By contrast, the pre–Roe laws do arguably proscribe Plaintiffs’ desired conduct, and the Court finds that Plaintiffs have standing to sue the local prosecutors tasked with enforcing those laws. However, turning to the preliminary injunction, the Court finds that the pre-Roe laws have been repealed by implication [citing Judge Edith Jones’ opinion in McCorvey v. Hill (5th Cir. 2004)] and will grant the motion in part to enjoin the named local prosecutors from enforcing the pre-Roe laws.

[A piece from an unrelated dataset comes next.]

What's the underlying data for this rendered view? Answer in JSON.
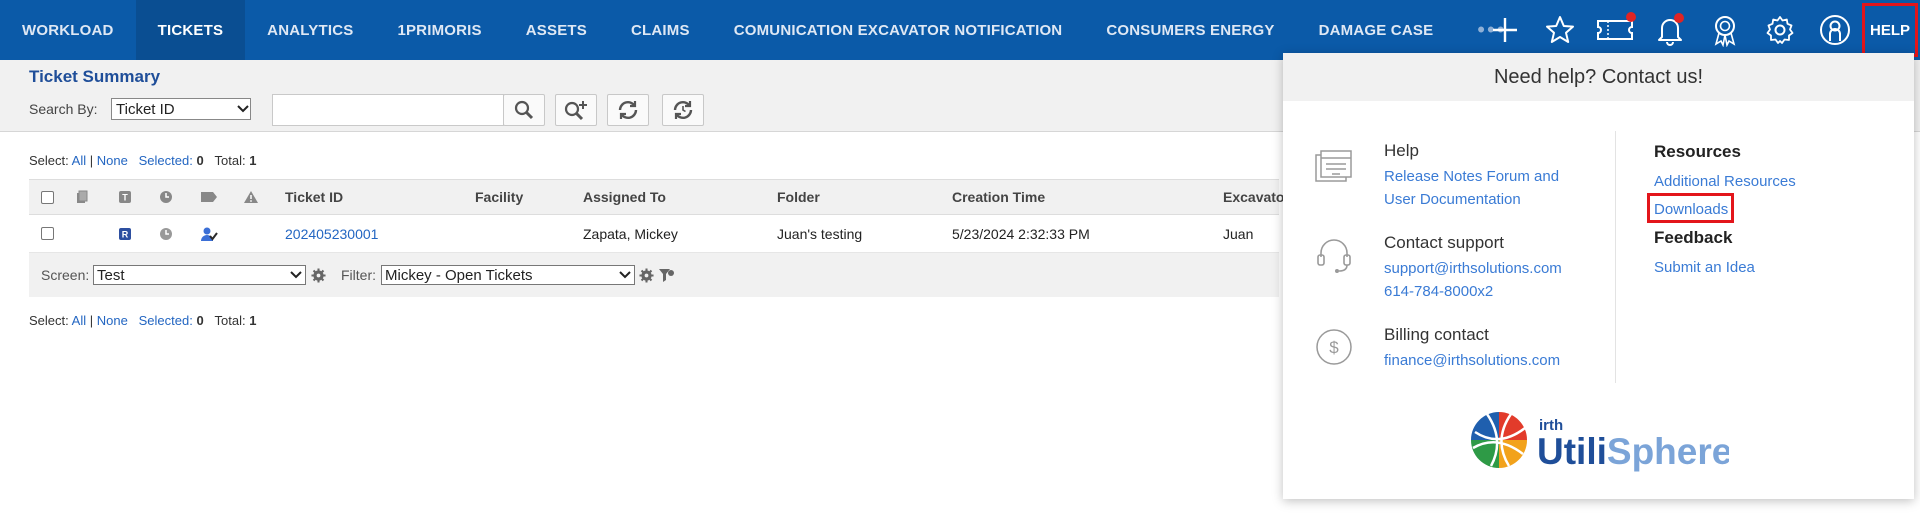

Part of the court’s rationale for preliminary enjoining the pre-Roe laws (under the “balance of equities” prong of the preliminary injunction analysis) was that they restrict speech and fundraising about abortions and not just actually performing abortions:

[T]he harms to Plaintiffs are severe—they will be unable to fulfill their core organizational missions, their speech will be suppressed, and they may even be forced to shut down. Texas’s interest, on the other hand, is relatively small. Abortion will remain illegal in the state regardless of this Court’s holding. The extent to which Texas has a cognizable interest, if any, in preventing abortions which occur outside its borders is not decided by this Court today. Texas’s interest in enforcing the pre-Roe laws is minimal because … they have long ago been repealed….

In addition, a preliminary injunction serves the public interest. Where constitutional rights are concerned, “enforcement of an unconstitutional law is always contrary to the public interest[.]” Absent injunctive relief, Plaintiffs’ First Amendment rights—and those of Texans more generally—may be chilled ….

Note that charitable fundraising to support illegal conduct is likely to be constitutionally unprotected, I think. But here the court concluded that the fundraising was aimed at supporting legal conduct (since out-of-state abortions aren’t legally forbidden by Texas law), and the Court has indeed treated fundraising for legal causes as constitutionally protected, see, e.g., Riley v. Nat’l Fed’n of the Blind (1988) (cited by the court on p. 19).